Zepp fordert ein von der Politik, der Industrie und den Krankenkassen verlässlich getragenes, nationales Studien-Netzwerk, um die Arzneimittelsicherheit für Kinder und Jugendliche in Deutschland und Europa dauerhaft und langfristig zu verbessern. "Ein solches Netzwerk sollte 18 bis 24 klinische Studienzentren umfassen, da sonst für viele Fragestellungen die Fallzahl in Studien nicht erreicht werden kann, um für Kinder repräsentative Daten zu erheben", so Zepp. Den finanziellen Aufwand für ein solches Netzwerk beziffert der DGKJ-Präsident auf 4 Millionen Euro pro Jahr. "Das entspricht einem Betrag von 30 Cent pro Jahr und Kind."

Andere europäische Länder, wie Frankreich, Großbritannien oder die Niederlande seien hier bereits besser aufgestellt.
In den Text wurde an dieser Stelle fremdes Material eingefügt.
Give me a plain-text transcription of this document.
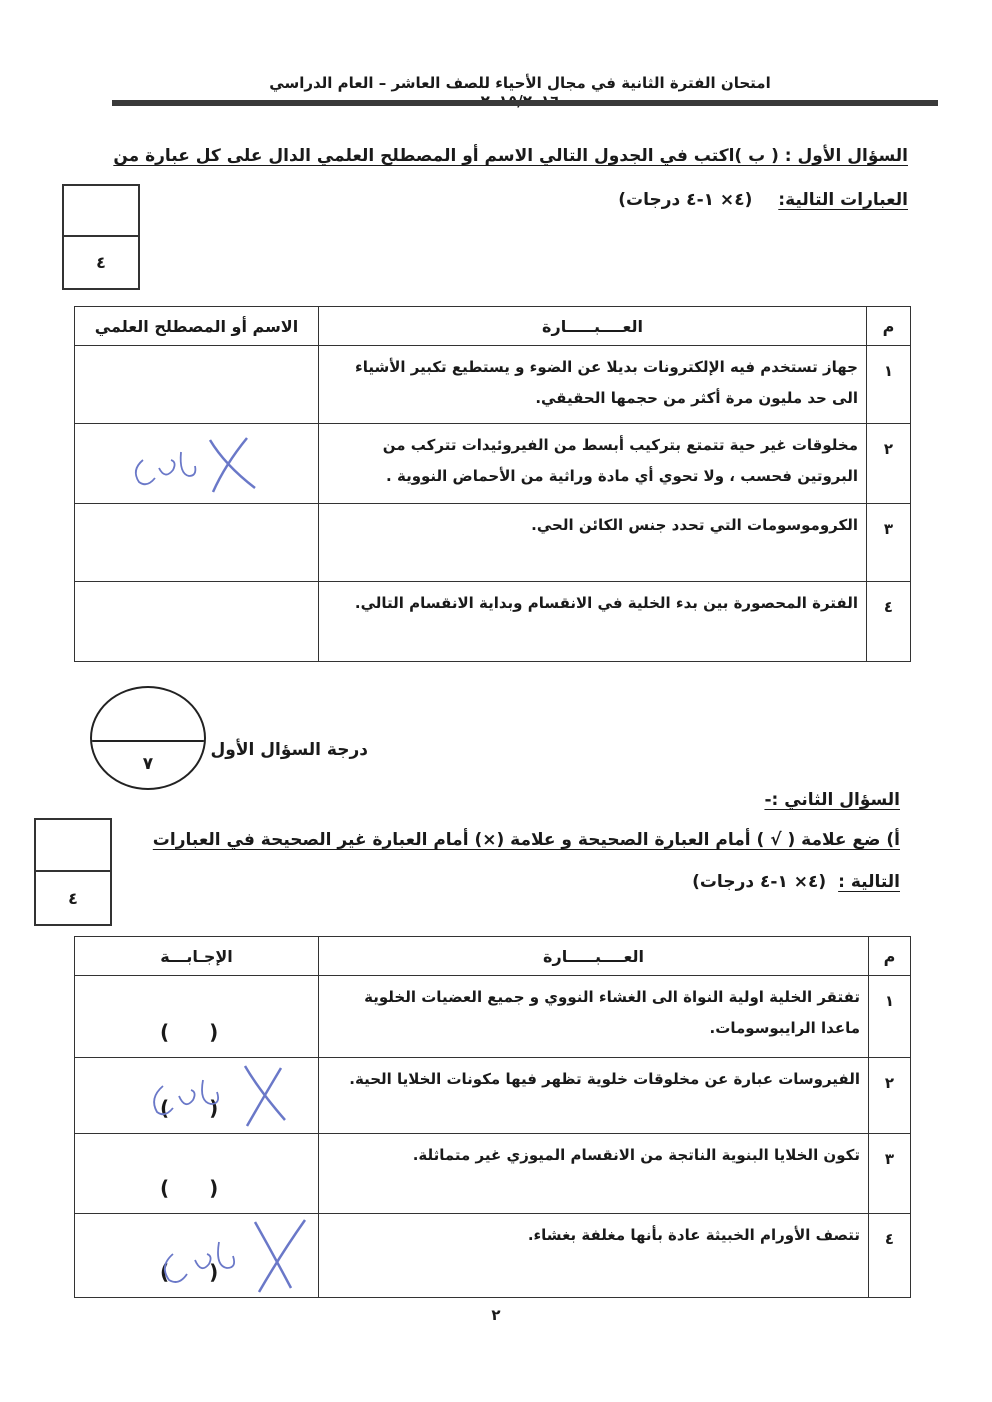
امتحان الفترة الثانية في مجال الأحياء للصف العاشر – العام الدراسي
السؤال الأول : ( ب )اكتب في الجدول التالي الاسم أو المصطلح العلمي الدال على كل عبارة من
العبارات التالية: (٤× ١-٤ درجات)
٤
م	العــــبـــــارة	الاسم أو المصطلح العلمي
١	جهاز تستخدم فيه الإلكترونات بديلا عن الضوء و يستطيع تكبير الأشياء الى حد مليون مرة أكثر من حجمها الحقيقي.	
٢	مخلوقات غير حية تتمتع بتركيب أبسط من الفيروئيدات تتركب من البروتين فحسب ، ولا تحوي أي مادة وراثية من الأحماض النووية .	

٣	الكروموسومات التي تحدد جنس الكائن الحي.	
٤	الفترة المحصورة بين بدء الخلية في الانقسام وبداية الانقسام التالي.	
٧
درجة السؤال الأول
السؤال الثاني :-
أ) ضع علامة ( √ ) أمام العبارة الصحيحة و علامة (×) أمام العبارة غير الصحيحة في العبارات
التالية : (٤× ١-٤ درجات)
٤
م	العــــبـــــارة	الإجـابـــة
١	تفتقر الخلية اولية النواة الى الغشاء النووي و جميع العضيات الخلوية ماعدا الرايبوسومات.	()

٢	الفيروسات عبارة عن مخلوقات خلوية تظهر فيها مكونات الخلايا الحية.	()

٣	تكون الخلايا البنوية الناتجة من الانقسام الميوزي غير متماثلة.	()

٤	تتصف الأورام الخبيثة عادة بأنها مغلفة بغشاء.	()
٢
In Großbritannien beispielsweise werde eine vergleichbare Infrastruktur mit 5 Millionen Euro jährlich gefördert.

"Deutschland sollte besser vorbereitet sein, damit qualitativ hochwertige Arzneimittelstudien an Kindern und Jugendlichen auch hierzulande durchgeführt werden können und der Standort Deutschland für Investoren attraktiv bleibt", mahnt Zepp.
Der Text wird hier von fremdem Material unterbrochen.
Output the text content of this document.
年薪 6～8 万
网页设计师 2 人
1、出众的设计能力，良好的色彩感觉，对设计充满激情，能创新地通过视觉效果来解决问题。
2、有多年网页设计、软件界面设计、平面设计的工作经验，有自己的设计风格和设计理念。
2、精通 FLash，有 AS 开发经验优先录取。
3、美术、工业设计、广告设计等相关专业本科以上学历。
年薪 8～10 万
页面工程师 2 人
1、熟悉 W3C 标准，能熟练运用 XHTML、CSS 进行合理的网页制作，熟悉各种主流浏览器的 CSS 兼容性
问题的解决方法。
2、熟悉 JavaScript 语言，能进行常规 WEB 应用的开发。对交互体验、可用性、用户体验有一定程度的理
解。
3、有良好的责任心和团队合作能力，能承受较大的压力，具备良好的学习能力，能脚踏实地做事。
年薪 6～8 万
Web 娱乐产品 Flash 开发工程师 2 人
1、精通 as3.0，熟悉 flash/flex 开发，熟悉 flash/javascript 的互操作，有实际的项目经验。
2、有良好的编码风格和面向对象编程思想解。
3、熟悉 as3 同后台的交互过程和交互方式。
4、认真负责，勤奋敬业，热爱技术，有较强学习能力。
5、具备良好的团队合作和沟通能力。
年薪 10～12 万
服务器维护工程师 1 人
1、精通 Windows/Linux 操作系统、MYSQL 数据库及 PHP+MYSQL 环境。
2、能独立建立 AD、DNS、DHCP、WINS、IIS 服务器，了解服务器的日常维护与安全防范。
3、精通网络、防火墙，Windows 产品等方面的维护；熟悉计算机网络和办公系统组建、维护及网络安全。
Vorbild für das Studiennetzwerk könnte das 2002 gegründete und 6 Universitätsstandorte umfassende PAED-Net sein, das nach Aussage von Zepp seit 2008 allerdings keine Fördergelder vom Bundesforschungsministerium mehr erhält.

Von einer professionellen Infrastruktur aus Forschung, Kinderkliniken und niedergelassenen Pädiatern erhoffen sich die Kinder- und Jugendmediziner auch, Arzneimittelprüfungen für Kinder aller Altersklassen flächendeckend umsetzen zu können. Denn Säuglinge und Kleinkinder werden aus Sicht der DGKJ derzeit noch nicht ausreichend bei der Arzneimittelentwicklung berücksichtigt.

Prof. Wolfgang Rascher von der DGKJ appelliert in diesem Zusammenhang an die Eltern, ihre Kinder auch an einer Studie teilnehmen zu lassen, um ausreichend Daten für die Sicherheit und Wirksamkeit von Arzneimitteln zu erhalten.